David Fincher’s new film begins by establishing it’s framing sequence. An elderly woman lies dying in a hospital bed, a storm raging outside the window and her worried adult daughter by her side. The old woman tells a fable-like story about a clockmaker, grieving the loss of his son in the first World War, who builds a large public timepiece that runs backward. The daughter, perhaps perplexed that her mother can’t find something more pertinent to discuss with her dwindling time, is then instructed to pull a scrapbook-cum-journal from a suitcase and start reading, which finally brings us to the main story. But before I get further mired in fussy details, let us cut to the main point.

The Curious Case of Benjamin Button is a dreadful movie.
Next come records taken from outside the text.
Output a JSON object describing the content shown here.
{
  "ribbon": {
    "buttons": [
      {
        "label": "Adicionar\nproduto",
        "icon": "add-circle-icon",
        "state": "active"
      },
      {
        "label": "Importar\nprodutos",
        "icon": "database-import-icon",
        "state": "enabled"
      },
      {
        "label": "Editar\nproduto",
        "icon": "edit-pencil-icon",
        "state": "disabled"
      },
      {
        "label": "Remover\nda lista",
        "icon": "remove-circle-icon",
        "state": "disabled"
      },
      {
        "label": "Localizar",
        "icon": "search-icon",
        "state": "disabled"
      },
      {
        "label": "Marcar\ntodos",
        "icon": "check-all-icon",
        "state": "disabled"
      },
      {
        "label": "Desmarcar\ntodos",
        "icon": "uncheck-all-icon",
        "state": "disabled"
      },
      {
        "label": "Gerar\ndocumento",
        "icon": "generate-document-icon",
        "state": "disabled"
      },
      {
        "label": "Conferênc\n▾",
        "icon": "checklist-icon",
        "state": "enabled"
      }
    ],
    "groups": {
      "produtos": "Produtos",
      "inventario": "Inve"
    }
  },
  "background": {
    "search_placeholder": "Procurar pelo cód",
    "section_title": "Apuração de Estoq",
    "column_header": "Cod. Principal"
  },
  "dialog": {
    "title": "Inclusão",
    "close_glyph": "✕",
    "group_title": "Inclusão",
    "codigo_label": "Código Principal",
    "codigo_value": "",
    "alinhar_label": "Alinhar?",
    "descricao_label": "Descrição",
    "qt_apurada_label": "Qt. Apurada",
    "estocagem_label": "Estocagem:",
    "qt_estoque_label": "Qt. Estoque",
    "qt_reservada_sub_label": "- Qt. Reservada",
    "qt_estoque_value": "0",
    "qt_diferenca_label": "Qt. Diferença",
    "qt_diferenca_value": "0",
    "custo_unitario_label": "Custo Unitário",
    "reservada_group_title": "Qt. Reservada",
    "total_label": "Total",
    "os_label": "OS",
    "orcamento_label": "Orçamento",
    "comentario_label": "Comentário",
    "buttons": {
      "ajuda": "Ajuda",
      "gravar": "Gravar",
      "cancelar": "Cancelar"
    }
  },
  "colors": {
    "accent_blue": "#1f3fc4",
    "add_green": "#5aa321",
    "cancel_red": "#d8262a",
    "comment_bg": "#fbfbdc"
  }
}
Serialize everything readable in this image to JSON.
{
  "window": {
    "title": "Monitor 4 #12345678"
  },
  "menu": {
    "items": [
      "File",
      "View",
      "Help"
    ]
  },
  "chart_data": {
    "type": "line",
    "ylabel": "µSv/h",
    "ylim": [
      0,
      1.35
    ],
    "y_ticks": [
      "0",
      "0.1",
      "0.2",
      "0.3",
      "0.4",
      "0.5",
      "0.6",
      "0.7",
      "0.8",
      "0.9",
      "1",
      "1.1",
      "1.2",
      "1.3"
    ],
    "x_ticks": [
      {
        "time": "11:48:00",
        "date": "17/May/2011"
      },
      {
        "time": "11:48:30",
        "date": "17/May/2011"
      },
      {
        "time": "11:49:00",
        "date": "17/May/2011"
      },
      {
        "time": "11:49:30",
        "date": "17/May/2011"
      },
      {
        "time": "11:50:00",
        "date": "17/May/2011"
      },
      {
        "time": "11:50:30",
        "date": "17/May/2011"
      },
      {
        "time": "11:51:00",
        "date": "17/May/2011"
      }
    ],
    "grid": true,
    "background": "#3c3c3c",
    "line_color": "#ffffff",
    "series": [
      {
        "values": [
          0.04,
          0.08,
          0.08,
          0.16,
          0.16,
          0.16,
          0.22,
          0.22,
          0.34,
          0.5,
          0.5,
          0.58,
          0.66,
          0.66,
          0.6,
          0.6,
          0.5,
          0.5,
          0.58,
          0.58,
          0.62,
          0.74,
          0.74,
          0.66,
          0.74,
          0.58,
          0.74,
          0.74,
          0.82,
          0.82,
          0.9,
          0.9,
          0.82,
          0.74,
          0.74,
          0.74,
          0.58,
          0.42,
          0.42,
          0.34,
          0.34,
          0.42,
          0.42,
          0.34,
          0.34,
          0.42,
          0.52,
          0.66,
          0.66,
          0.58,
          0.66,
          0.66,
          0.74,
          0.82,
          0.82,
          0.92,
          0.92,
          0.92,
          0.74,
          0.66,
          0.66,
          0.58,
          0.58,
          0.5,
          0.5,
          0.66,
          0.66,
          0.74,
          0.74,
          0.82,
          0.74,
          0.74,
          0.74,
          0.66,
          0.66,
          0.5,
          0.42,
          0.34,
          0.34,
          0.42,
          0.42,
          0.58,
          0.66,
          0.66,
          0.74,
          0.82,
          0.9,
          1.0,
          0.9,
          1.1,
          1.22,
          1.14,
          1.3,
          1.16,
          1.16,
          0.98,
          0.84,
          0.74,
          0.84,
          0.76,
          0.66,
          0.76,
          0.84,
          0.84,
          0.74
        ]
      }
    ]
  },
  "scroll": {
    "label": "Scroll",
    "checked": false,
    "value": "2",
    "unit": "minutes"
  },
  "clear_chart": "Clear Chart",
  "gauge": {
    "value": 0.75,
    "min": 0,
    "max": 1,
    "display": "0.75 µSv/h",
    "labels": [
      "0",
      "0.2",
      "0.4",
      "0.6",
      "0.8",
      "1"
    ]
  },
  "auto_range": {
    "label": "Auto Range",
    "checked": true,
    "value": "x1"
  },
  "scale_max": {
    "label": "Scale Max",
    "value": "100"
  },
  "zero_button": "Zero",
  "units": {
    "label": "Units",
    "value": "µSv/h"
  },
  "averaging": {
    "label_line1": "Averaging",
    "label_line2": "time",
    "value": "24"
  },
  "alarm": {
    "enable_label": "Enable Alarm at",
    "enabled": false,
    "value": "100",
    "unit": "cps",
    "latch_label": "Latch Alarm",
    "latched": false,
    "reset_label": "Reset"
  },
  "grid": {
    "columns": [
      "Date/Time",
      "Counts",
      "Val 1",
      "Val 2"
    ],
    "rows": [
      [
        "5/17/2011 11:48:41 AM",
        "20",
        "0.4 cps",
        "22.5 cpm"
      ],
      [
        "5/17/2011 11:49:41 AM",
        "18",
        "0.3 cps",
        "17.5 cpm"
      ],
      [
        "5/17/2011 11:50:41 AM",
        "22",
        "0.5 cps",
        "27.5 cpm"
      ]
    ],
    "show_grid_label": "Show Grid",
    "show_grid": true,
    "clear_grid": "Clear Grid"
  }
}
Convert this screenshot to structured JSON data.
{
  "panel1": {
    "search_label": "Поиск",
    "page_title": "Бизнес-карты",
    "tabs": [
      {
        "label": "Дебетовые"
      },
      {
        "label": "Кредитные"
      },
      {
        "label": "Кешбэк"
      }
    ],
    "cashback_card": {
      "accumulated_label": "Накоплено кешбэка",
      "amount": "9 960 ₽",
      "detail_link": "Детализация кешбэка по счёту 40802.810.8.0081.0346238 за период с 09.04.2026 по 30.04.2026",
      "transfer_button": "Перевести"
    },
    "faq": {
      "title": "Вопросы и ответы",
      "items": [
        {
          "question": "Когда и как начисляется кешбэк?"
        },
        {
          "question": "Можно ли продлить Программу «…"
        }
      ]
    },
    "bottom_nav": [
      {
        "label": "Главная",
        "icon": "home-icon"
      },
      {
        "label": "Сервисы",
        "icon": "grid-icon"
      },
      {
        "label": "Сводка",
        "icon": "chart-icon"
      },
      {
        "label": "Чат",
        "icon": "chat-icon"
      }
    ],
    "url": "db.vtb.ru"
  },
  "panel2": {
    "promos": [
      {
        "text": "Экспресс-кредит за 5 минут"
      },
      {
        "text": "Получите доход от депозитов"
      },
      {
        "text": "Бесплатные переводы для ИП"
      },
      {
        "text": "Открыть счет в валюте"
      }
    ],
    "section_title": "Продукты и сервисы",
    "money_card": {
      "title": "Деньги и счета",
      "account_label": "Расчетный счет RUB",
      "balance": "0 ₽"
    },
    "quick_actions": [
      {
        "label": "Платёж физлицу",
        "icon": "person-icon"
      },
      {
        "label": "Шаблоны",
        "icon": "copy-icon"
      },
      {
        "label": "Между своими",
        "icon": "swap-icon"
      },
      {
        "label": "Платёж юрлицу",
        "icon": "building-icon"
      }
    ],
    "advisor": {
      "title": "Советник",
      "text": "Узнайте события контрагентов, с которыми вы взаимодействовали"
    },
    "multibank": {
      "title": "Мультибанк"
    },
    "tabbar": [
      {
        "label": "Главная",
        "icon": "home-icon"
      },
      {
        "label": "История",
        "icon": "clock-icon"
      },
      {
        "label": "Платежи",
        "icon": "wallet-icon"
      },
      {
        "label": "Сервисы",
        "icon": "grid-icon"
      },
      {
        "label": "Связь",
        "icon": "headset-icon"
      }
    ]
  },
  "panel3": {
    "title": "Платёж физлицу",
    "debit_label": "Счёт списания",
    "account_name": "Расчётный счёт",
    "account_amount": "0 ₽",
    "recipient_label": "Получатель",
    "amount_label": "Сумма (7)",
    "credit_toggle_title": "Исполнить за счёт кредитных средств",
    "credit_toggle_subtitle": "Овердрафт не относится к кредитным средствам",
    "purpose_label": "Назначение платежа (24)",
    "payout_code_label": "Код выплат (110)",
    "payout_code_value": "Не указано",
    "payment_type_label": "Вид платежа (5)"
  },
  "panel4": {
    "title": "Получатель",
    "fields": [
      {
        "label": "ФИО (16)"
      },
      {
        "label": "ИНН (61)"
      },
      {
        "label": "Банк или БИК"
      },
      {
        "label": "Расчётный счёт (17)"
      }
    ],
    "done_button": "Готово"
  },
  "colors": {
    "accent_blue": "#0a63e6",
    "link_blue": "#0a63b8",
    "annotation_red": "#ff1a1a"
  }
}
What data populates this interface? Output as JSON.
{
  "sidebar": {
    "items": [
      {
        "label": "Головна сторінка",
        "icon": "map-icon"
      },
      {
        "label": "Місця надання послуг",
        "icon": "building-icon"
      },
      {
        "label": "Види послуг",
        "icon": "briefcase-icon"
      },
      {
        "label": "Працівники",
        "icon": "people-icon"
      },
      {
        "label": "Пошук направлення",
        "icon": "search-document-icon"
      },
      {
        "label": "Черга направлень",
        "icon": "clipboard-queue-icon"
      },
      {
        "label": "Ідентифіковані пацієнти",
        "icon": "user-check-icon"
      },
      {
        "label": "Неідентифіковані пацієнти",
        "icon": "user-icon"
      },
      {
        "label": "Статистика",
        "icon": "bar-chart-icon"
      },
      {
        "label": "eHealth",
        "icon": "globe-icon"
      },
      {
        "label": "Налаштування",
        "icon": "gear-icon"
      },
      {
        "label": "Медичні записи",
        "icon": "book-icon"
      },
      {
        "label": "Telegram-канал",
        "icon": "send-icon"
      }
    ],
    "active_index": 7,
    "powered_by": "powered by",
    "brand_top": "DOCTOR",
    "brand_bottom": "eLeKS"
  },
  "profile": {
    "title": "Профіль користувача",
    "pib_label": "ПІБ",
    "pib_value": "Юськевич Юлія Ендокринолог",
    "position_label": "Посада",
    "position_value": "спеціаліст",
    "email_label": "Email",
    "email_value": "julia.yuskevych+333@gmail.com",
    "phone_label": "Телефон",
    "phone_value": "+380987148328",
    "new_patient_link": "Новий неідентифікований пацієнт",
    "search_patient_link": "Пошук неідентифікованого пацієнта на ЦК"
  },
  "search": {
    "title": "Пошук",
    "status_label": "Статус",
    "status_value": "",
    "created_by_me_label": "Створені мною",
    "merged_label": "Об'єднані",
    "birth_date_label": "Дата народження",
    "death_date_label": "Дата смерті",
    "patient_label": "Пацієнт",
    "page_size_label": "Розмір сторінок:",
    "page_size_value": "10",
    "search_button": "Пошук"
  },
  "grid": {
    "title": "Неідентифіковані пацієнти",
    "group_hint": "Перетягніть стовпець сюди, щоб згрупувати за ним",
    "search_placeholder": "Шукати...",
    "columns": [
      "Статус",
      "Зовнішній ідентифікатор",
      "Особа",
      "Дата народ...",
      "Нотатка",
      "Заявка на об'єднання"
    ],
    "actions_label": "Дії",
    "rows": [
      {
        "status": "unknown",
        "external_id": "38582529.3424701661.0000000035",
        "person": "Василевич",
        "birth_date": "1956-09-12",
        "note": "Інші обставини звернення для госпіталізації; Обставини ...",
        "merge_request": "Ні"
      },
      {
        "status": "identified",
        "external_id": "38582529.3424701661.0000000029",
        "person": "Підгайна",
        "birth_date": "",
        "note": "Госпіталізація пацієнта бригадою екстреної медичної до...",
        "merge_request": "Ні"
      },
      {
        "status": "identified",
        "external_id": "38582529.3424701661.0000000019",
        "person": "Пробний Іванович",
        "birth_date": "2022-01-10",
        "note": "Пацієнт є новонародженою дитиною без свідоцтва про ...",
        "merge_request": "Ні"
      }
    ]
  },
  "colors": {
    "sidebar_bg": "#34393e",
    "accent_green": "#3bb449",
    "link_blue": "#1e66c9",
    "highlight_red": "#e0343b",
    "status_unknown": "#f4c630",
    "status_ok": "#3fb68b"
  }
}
The thing that makes Benjamin’s case so curious is that he essentially ages backwards. He is born in 1918, an infant who has the appearance and many of the physical ailments–arthritis, cataracts–associated with an eighty-year-old man. As he grows up, he grows commensurately younger. He appears to be in his seventies as boy, in his sixties as a teenager, and so on. The fanciful premise comes from the F. Scott Fitzgerald story of the same name, though I suspect it was broadly adapted for this film. I’m not sure what intricate truths about humanity Mr. Fitzgerald may have wrenched from this bit of trickery, but in the film version it’s little more than a gimmick.

Screenwriter Eric Roth has signed his name to many different films, good and (spectacularly) bad, since 1994, but it is his handiwork from that year that is most often cited in discussion of Benjamin Button. That’s in part, no doubt, to the fact the film in question, Robert Zemeckis’s Forrest Gump, won Roth an Oscar. But there are also some key similarities that invite the comparison. Both films feature central characters that are primarily defined by a single trait that be seen as an affliction, and both film’s chart those characters across several decades, often finding cute ways to connect them to the more notable events of specific eras in American life. Identifying a key difference between the two screenplays illustrates why Button is a ruinous endeavor. Every incident in Gump was influenced by the character’s low I.Q. His successes could be directly traced to the simple way he saw the world, and the logic, focus and kindness that flowed from it. With a couple exceptions that largely boil down to confusion during first impressions, there’s very little in the parade of encounters in Benjamin Button that is reliant, or shaped in any way, by the title character’s uncommon aging process. He serves on a tugboat in World War II, has an affair with a woman he meets in a Russian hotel, perseveres in a long-gestating romance with a childhood friend. Over and over again, scenes play out with only marginal differences than if the character were, say, a thirty-year-old who looked like a thirty-year-old.

That is partially due to the character being so sketchily drawn that there is almost no personality there. Certainly, there’s nothing in his behavior or outlook to indicate an age at odds with his deceptive features. He’s not a wrinkled, decrepit person fueled by innocence and wonderment, or a wise soul rich with experience in a youthful body. He blandly exists, and that is all. David Fincher gets to show off how adroitly he can incorporate a heavily C.G.I.-enhanced character into a live-action film. Other than that, it’s hard to find much purpose or value to Benjamin Button as a character, a concept or a conceit.

What’s left is the central romance, which could very well stand as one of the dullest ever committed to film. If Pitt’s Benjamin Button has no discernible personality, Cate Blanchett’s Daisy can only best that by one unpleasant attribute: a selfish brattiness that carries her from bossy childhood to self-absorption as a celebrated ballet dancer to her deathbed where she has toted a suitcase full of secrets to reveal to her saddened daughter in the most uncomfortable way possible. I don’t adhere to the notion that characters need to be likable to be interesting, but it would be nice if she had an extra layer or two. But that doesn’t fit into the film’s simplistic worldview, where tragic romances are the height of beauty, even if it’s only the completely absence of any sense whatsoever in the characters involved that keeps the romance tragic.

Finally, it should be noted that The Curious Case of Benjamin Button has one more blatant transgression against good taste. The storm that builds and bangs and blows on the other side of Daisy’s hospital room window is Hurricane Katrina approaching New Orleans, its full wrath as yet unrealized. Like nearly everything else in the film, this detail offers nothing. No insight, no symbolic weight, no emotional resonance, nothing. It is set dressing, as insignificant as the color of an extra’s bow tie. Reducing Hurricane Katrina to a throwaway enhancement of the drama, like a lightning crash when someone says something ominous in a fifties horror film, is cheap and thoughtless. Cheap and thoughtless, sadly, is fully characteristic of the entire film.